Diet has consistently been shown to be the dominant source of exposure to the majority of contaminants that pose a threat to human health. However, there is concern that current methods for detection, analysis and risk assessment of chemical residues in food may not accurately reflect the complex cocktail of contaminants to which different groups may be exposed.
Chemical contaminants in foods: Understanding and managing risks provides a comprehensive overview of new approach methodologies with the potential to identify and assess health risks from chemicals in food or feed more accurately and rapidly, including human biomonitoring, advances in in-vitro cell culture and in-silico methods and physiologically-based pharmacokinetic models. The book also considers how techniques such as adverse outcome pathways can inform more sophisticated, next-generation risk assessments to better protect the health of different groups in the population.
In a distinguished career, Dr Rob Theelen has worked as a toxicological scientist, policy officer and risk assessor for the Dutch Ministry of Agriculture, Nature and Food Quality, and the Netherlands Food and Consumer Product Safety Authority (NVWA) as well for the National Institute for Public Health and the Environment (RIVM). From 2002 to 2017 Dr Theelen was also Technical Assistant to the Chair of the Codex Committee on Contaminants in Food. He is involved in a number of EU programmes such as the Better Training for Safer Food (BTSF) Initiative and the Technical Assistance and Information Exchange (TAIEX) Platform established by the European Commission to support best practice in areas such as food safety amongst EU member state governments.
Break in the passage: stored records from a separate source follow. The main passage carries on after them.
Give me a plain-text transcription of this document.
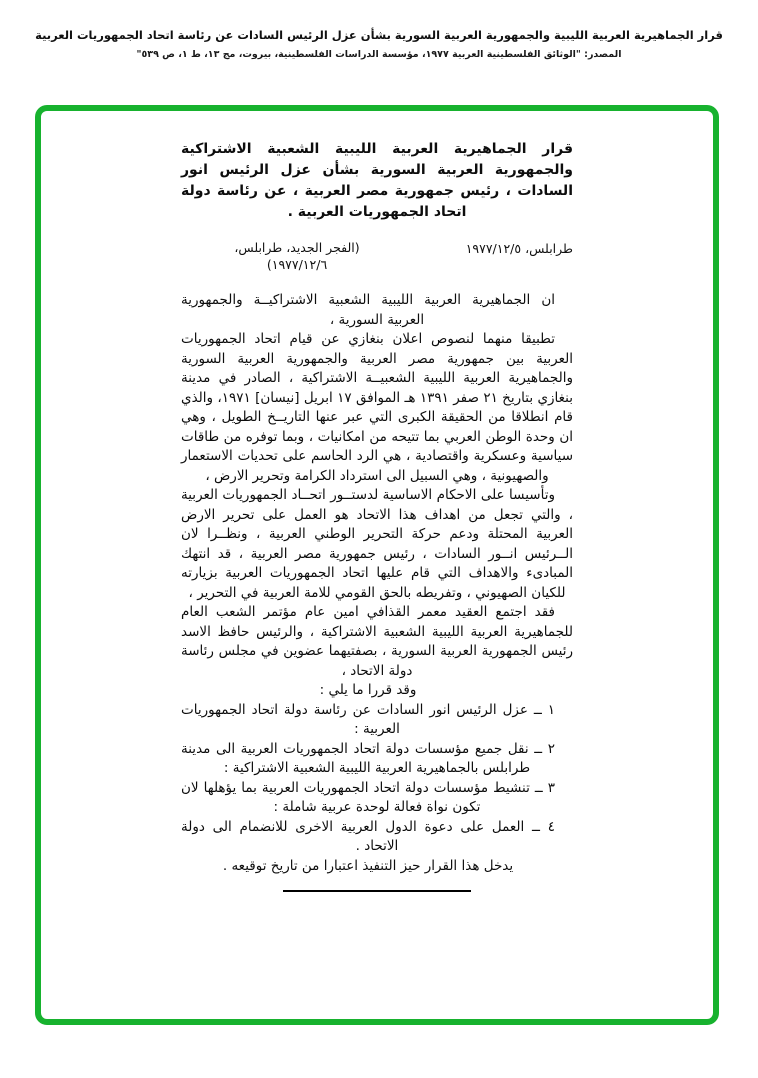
قرار الجماهيرية العربية الليبية والجمهورية العربية السورية بشأن عزل الرئيس السادات عن رئاسة اتحاد الجمهوريات العربية
المصدر: "الوثائق الفلسطينية العربية ١٩٧٧، مؤسسة الدراسات الفلسطينية، بيروت، مج ١٣، ط ١، ص ٥٣٩"
قرار الجماهيرية العربية الليبية الشعبية الاشتراكية والجمهورية العربية السورية بشأن عزل الرئيس انور السادات ، رئيس جمهورية مصر العربية ، عن رئاسة دولة اتحاد الجمهوريات العربية .
طرابلس، ١٩٧٧/١٢/٥
(الفجر الجديد، طرابلس، ١٩٧٧/١٢/٦)

ان الجماهيرية العربية الليبية الشعبية الاشتراكيــة والجمهورية العربية السورية ،

تطبيقا منهما لنصوص اعلان بنغازي عن قيام اتحاد الجمهوريات العربية بين جمهورية مصر العربية والجمهورية العربية السورية والجماهيرية العربية الليبية الشعبيــة الاشتراكية ، الصادر في مدينة بنغازي بتاريخ ٢١ صفر ١٣٩١ هـ الموافق ١٧ ابريل [نيسان] ١٩٧١، والذي قام انطلاقا من الحقيقة الكبرى التي عبر عنها التاريــخ الطويل ، وهي ان وحدة الوطن العربي بما تتيحه من امكانيات ، وبما توفره من طاقات سياسية وعسكرية واقتصادية ، هي الرد الحاسم على تحديات الاستعمار والصهيونية ، وهي السبيل الى استرداد الكرامة وتحرير الارض ،

وتأسيسا على الاحكام الاساسية لدستــور اتحــاد الجمهوريات العربية ، والتي تجعل من اهداف هذا الاتحاد هو العمل على تحرير الارض العربية المحتلة ودعم حركة التحرير الوطني العربية ، ونظــرا لان الــرئيس انــور السادات ، رئيس جمهورية مصر العربية ، قد انتهك المبادىء والاهداف التي قام عليها اتحاد الجمهوريات العربية بزيارته للكيان الصهيوني ، وتفريطه بالحق القومي للامة العربية في التحرير ،

فقد اجتمع العقيد معمر القذافي امين عام مؤتمر الشعب العام للجماهيرية العربية الليبية الشعبية الاشتراكية ، والرئيس حافظ الاسد رئيس الجمهورية العربية السورية ، بصفتيهما عضوين في مجلس رئاسة دولة الاتحاد ،

وقد قررا ما يلي :

١ ــ عزل الرئيس انور السادات عن رئاسة دولة اتحاد الجمهوريات العربية :

٢ ــ نقل جميع مؤسسات دولة اتحاد الجمهوريات العربية الى مدينة طرابلس بالجماهيرية العربية الليبية الشعبية الاشتراكية :

٣ ــ تنشيط مؤسسات دولة اتحاد الجمهوريات العربية بما يؤهلها لان تكون نواة فعالة لوحدة عربية شاملة :

٤ ــ العمل على دعوة الدول العربية الاخرى للانضمام الى دولة الاتحاد .

يدخل هذا القرار حيز التنفيذ اعتبارا من تاريخ توقيعه .
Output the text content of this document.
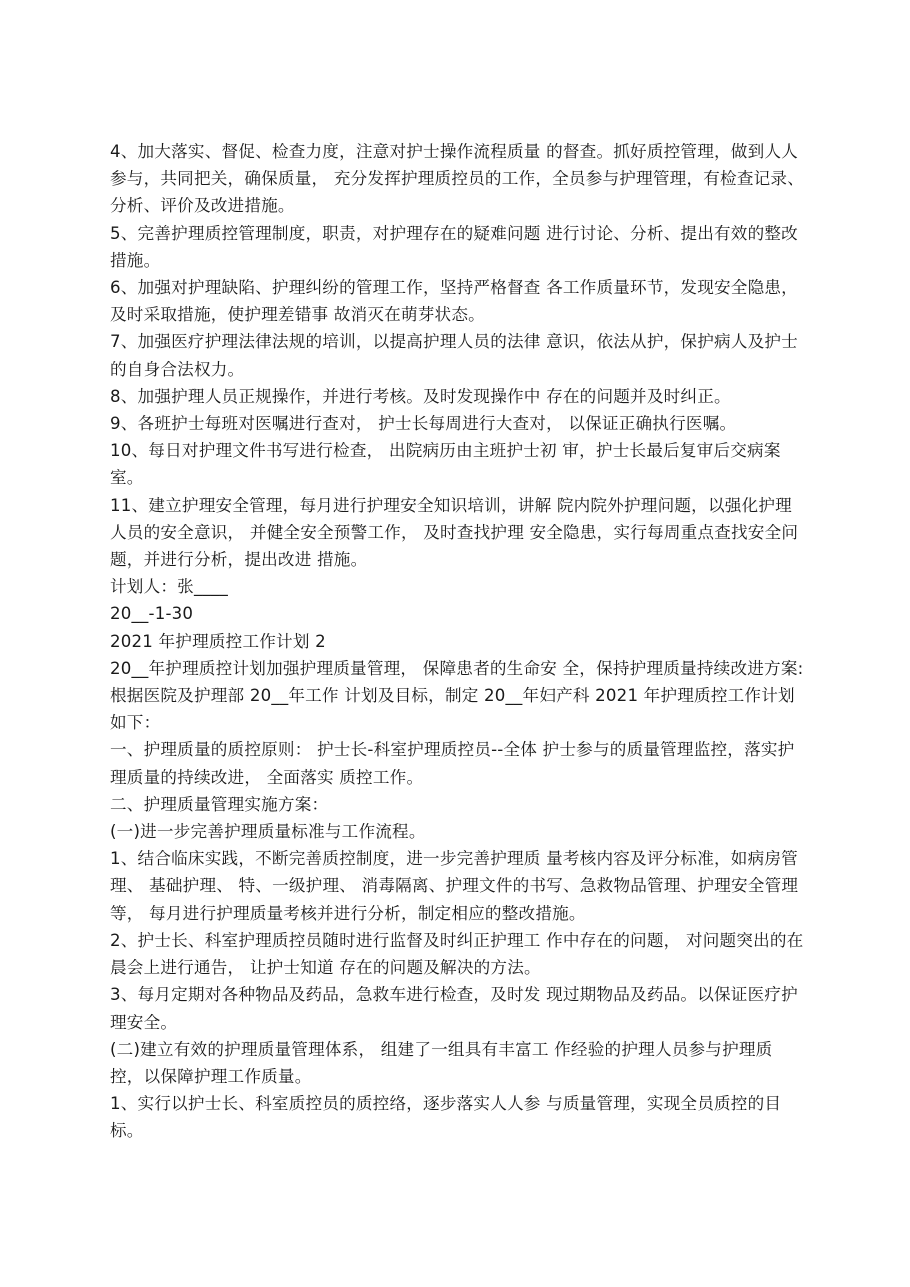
4、加大落实、督促、检查力度，注意对护士操作流程质量 的督查。抓好质控管理，做到人人参与，共同把关，确保质量， 充分发挥护理质控员的工作，全员参与护理管理，有检查记录、 分析、评价及改进措施。

5、完善护理质控管理制度，职责，对护理存在的疑难问题 进行讨论、分析、提出有效的整改措施。

6、加强对护理缺陷、护理纠纷的管理工作，坚持严格督查 各工作质量环节，发现安全隐患，及时采取措施，使护理差错事 故消灭在萌芽状态。

7、加强医疗护理法律法规的培训，以提高护理人员的法律 意识，依法从护，保护病人及护士的自身合法权力。

8、加强护理人员正规操作，并进行考核。及时发现操作中 存在的问题并及时纠正。

9、各班护士每班对医嘱进行查对， 护士长每周进行大查对， 以保证正确执行医嘱。

10、每日对护理文件书写进行检查， 出院病历由主班护士初 审，护士长最后复审后交病案室。

11、建立护理安全管理，每月进行护理安全知识培训，讲解 院内院外护理问题，以强化护理人员的安全意识， 并健全安全预警工作， 及时查找护理 安全隐患，实行每周重点查找安全问题，并进行分析，提出改进 措施。

计划人：张____

20__-1-30

2021 年护理质控工作计划 2

20__年护理质控计划加强护理质量管理， 保障患者的生命安 全，保持护理质量持续改进方案:根据医院及护理部 20__年工作 计划及目标，制定 20__年妇产科 2021 年护理质控工作计划如下：

一、护理质量的质控原则： 护士长-科室护理质控员--全体 护士参与的质量管理监控，落实护理质量的持续改进， 全面落实 质控工作。

二、护理质量管理实施方案：

(一)进一步完善护理质量标准与工作流程。

1、结合临床实践，不断完善质控制度，进一步完善护理质 量考核内容及评分标准，如病房管理、 基础护理、 特、一级护理、 消毒隔离、护理文件的书写、急救物品管理、护理安全管理等， 每月进行护理质量考核并进行分析，制定相应的整改措施。

2、护士长、科室护理质控员随时进行监督及时纠正护理工 作中存在的问题， 对问题突出的在晨会上进行通告， 让护士知道 存在的问题及解决的方法。

3、每月定期对各种物品及药品，急救车进行检查，及时发 现过期物品及药品。以保证医疗护理安全。

(二)建立有效的护理质量管理体系， 组建了一组具有丰富工 作经验的护理人员参与护理质控，以保障护理工作质量。

1、实行以护士长、科室质控员的质控络，逐步落实人人参 与质量管理，实现全员质控的目标。
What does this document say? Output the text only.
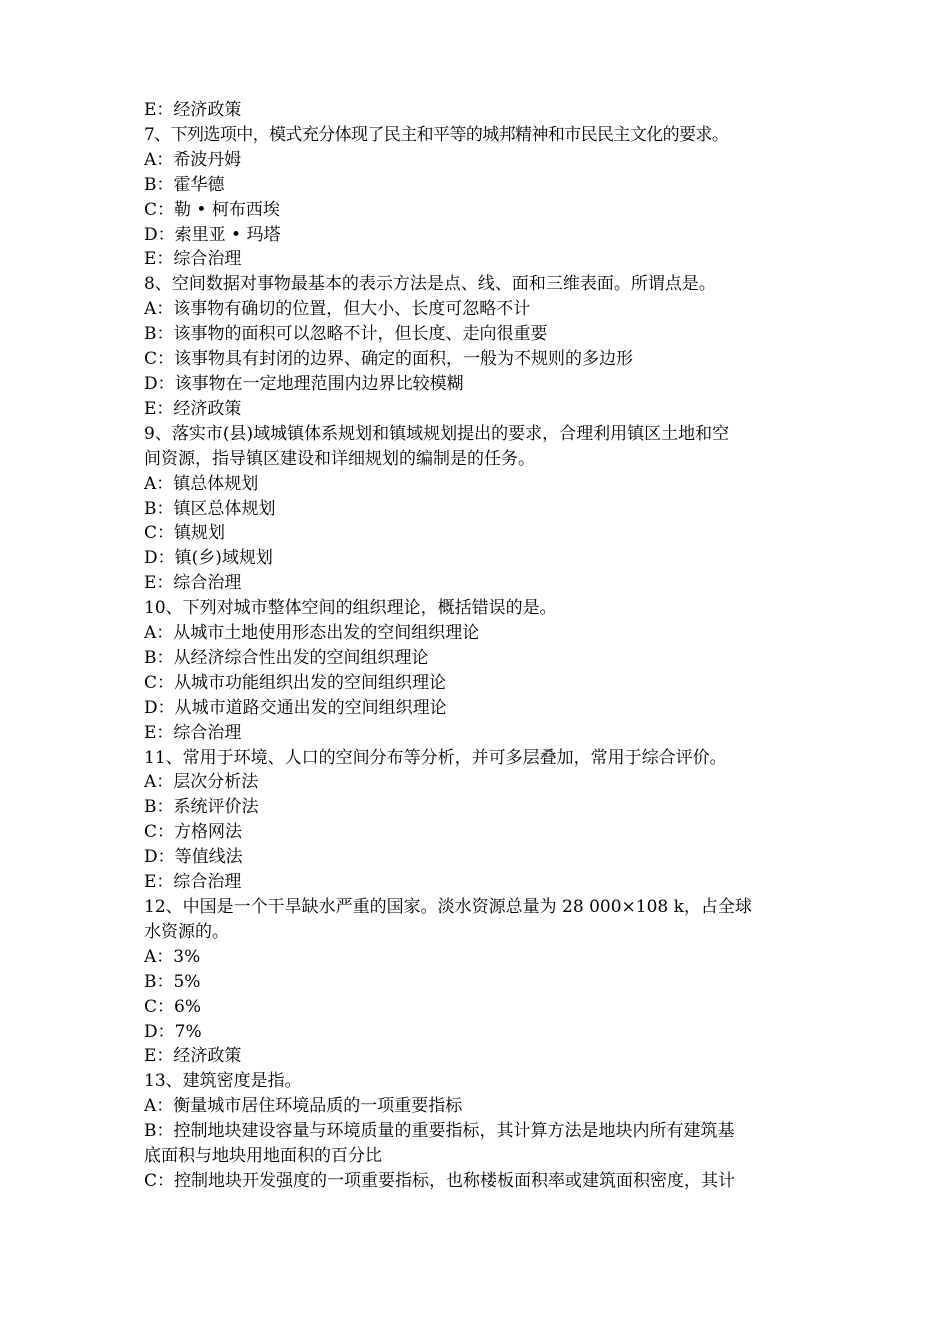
E：经济政策
7、下列选项中，模式充分体现了民主和平等的城邦精神和市民民主文化的要求。
A：希波丹姆
B：霍华德
C：勒 • 柯布西埃
D：索里亚 • 玛塔
E：综合治理
8、空间数据对事物最基本的表示方法是点、线、面和三维表面。所谓点是。
A：该事物有确切的位置，但大小、长度可忽略不计
B：该事物的面积可以忽略不计，但长度、走向很重要
C：该事物具有封闭的边界、确定的面积，一般为不规则的多边形
D：该事物在一定地理范围内边界比较模糊
E：经济政策
9、落实市(县)域城镇体系规划和镇域规划提出的要求，合理利用镇区土地和空
间资源，指导镇区建设和详细规划的编制是的任务。
A：镇总体规划
B：镇区总体规划
C：镇规划
D：镇(乡)域规划
E：综合治理
10、下列对城市整体空间的组织理论，概括错误的是。
A：从城市土地使用形态出发的空间组织理论
B：从经济综合性出发的空间组织理论
C：从城市功能组织出发的空间组织理论
D：从城市道路交通出发的空间组织理论
E：综合治理
11、常用于环境、人口的空间分布等分析，并可多层叠加，常用于综合评价。
A：层次分析法
B：系统评价法
C：方格网法
D：等值线法
E：综合治理
12、中国是一个干旱缺水严重的国家。淡水资源总量为 28 000×108 k，占全球
水资源的。
A：3%
B：5%
C：6%
D：7%
E：经济政策
13、建筑密度是指。
A：衡量城市居住环境品质的一项重要指标
B：控制地块建设容量与环境质量的重要指标，其计算方法是地块内所有建筑基
底面积与地块用地面积的百分比
C：控制地块开发强度的一项重要指标，也称楼板面积率或建筑面积密度，其计
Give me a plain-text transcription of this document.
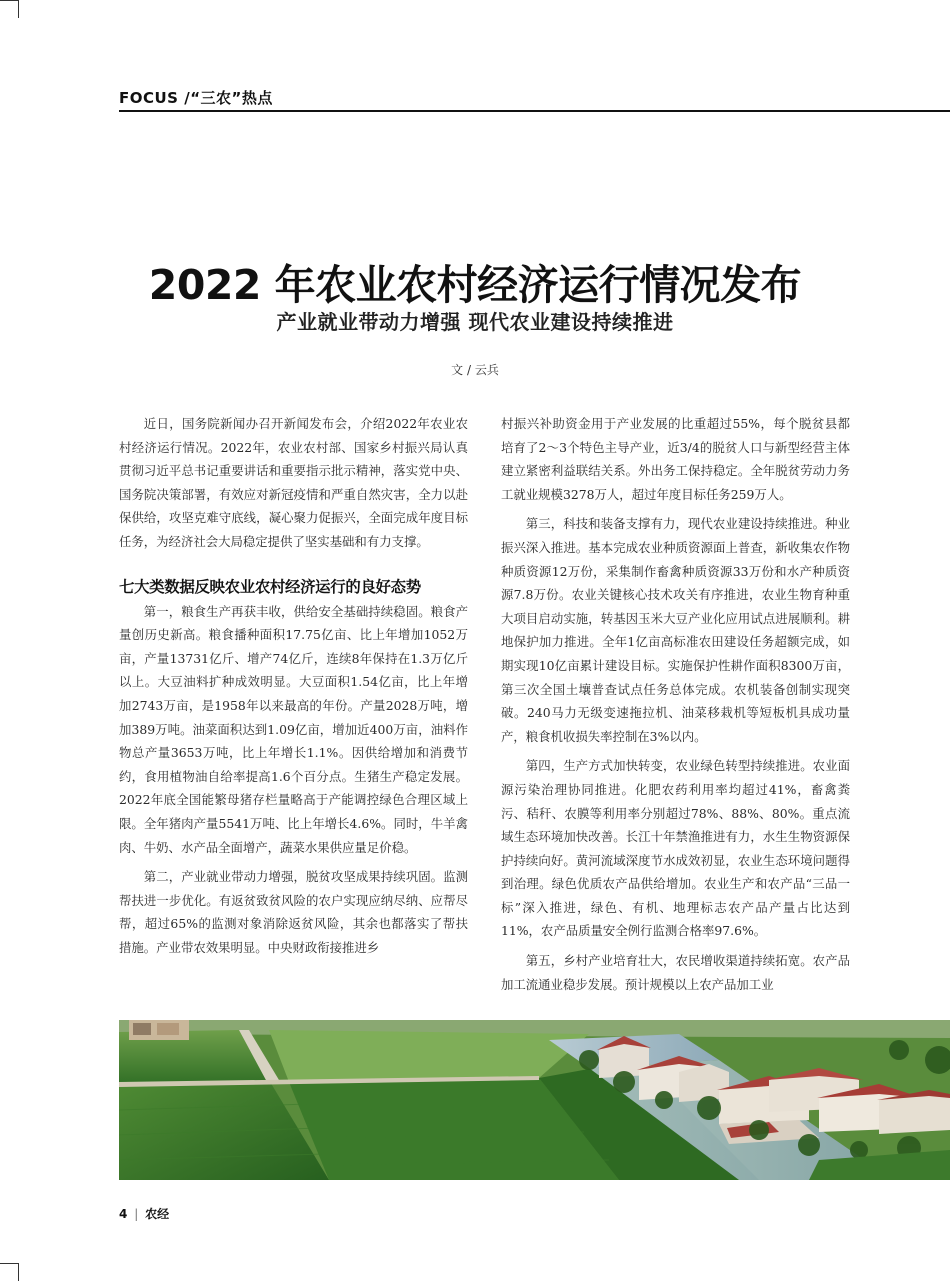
FOCUS /“三农”热点
2022 年农业农村经济运行情况发布
产业就业带动力增强 现代农业建设持续推进
文 / 云兵

近日，国务院新闻办召开新闻发布会，介绍2022年农业农村经济运行情况。2022年，农业农村部、国家乡村振兴局认真贯彻习近平总书记重要讲话和重要指示批示精神，落实党中央、国务院决策部署，有效应对新冠疫情和严重自然灾害，全力以赴保供给，攻坚克难守底线，凝心聚力促振兴，全面完成年度目标任务，为经济社会大局稳定提供了坚实基础和有力支撑。

七大类数据反映农业农村经济运行的良好态势

第一，粮食生产再获丰收，供给安全基础持续稳固。粮食产量创历史新高。粮食播种面积17.75亿亩、比上年增加1052万亩，产量13731亿斤、增产74亿斤，连续8年保持在1.3万亿斤以上。大豆油料扩种成效明显。大豆面积1.54亿亩，比上年增加2743万亩，是1958年以来最高的年份。产量2028万吨，增加389万吨。油菜面积达到1.09亿亩，增加近400万亩，油料作物总产量3653万吨，比上年增长1.1%。因供给增加和消费节约，食用植物油自给率提高1.6个百分点。生猪生产稳定发展。2022年底全国能繁母猪存栏量略高于产能调控绿色合理区域上限。全年猪肉产量5541万吨、比上年增长4.6%。同时，牛羊禽肉、牛奶、水产品全面增产，蔬菜水果供应量足价稳。

第二，产业就业带动力增强，脱贫攻坚成果持续巩固。监测帮扶进一步优化。有返贫致贫风险的农户实现应纳尽纳、应帮尽帮，超过65%的监测对象消除返贫风险，其余也都落实了帮扶措施。产业带农效果明显。中央财政衔接推进乡

村振兴补助资金用于产业发展的比重超过55%，每个脱贫县都培育了2～3个特色主导产业，近3/4的脱贫人口与新型经营主体建立紧密利益联结关系。外出务工保持稳定。全年脱贫劳动力务工就业规模3278万人，超过年度目标任务259万人。

第三，科技和装备支撑有力，现代农业建设持续推进。种业振兴深入推进。基本完成农业种质资源面上普查，新收集农作物种质资源12万份，采集制作畜禽种质资源33万份和水产种质资源7.8万份。农业关键核心技术攻关有序推进，农业生物育种重大项目启动实施，转基因玉米大豆产业化应用试点进展顺利。耕地保护加力推进。全年1亿亩高标准农田建设任务超额完成，如期实现10亿亩累计建设目标。实施保护性耕作面积8300万亩，第三次全国土壤普查试点任务总体完成。农机装备创制实现突破。240马力无级变速拖拉机、油菜移栽机等短板机具成功量产，粮食机收损失率控制在3%以内。

第四，生产方式加快转变，农业绿色转型持续推进。农业面源污染治理协同推进。化肥农药利用率均超过41%，畜禽粪污、秸秆、农膜等利用率分别超过78%、88%、80%。重点流域生态环境加快改善。长江十年禁渔推进有力，水生生物资源保护持续向好。黄河流域深度节水成效初显，农业生态环境问题得到治理。绿色优质农产品供给增加。农业生产和农产品“三品一标”深入推进，绿色、有机、地理标志农产品产量占比达到11%，农产品质量安全例行监测合格率97.6%。

第五，乡村产业培育壮大，农民增收渠道持续拓宽。农产品加工流通业稳步发展。预计规模以上农产品加工业

4 | 农经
He manages the Food Safety Portal which provides information on relevant EU legislation and calculation tools for assessing exposure risk for those involved in chemical risk management and assessment.
Gaud Dervilly holds a PhD in Food Science (2001) and a habilitation to supervise research (HDR, 2009) in Public Health. She is the Deputy Director of the LABERCA research unit (UMR 1329 INRAe/Oniris) and leads scientific research on chemical food safety, focusing on risk assessment through targeted and non-targeted mass spectrometry, including metabolomics.
Dr Szabina Stice is an accomplished toxicologist with over 21 years of experience in regulatory science, toxicology, and analytical chemistry. Dr Stice’s contributions extend globally through her work with the WHO’s Joint FAO/WHO Expert Committee on Food Additives (JECFA), where she has co-authored safety evaluations for a variety of substances.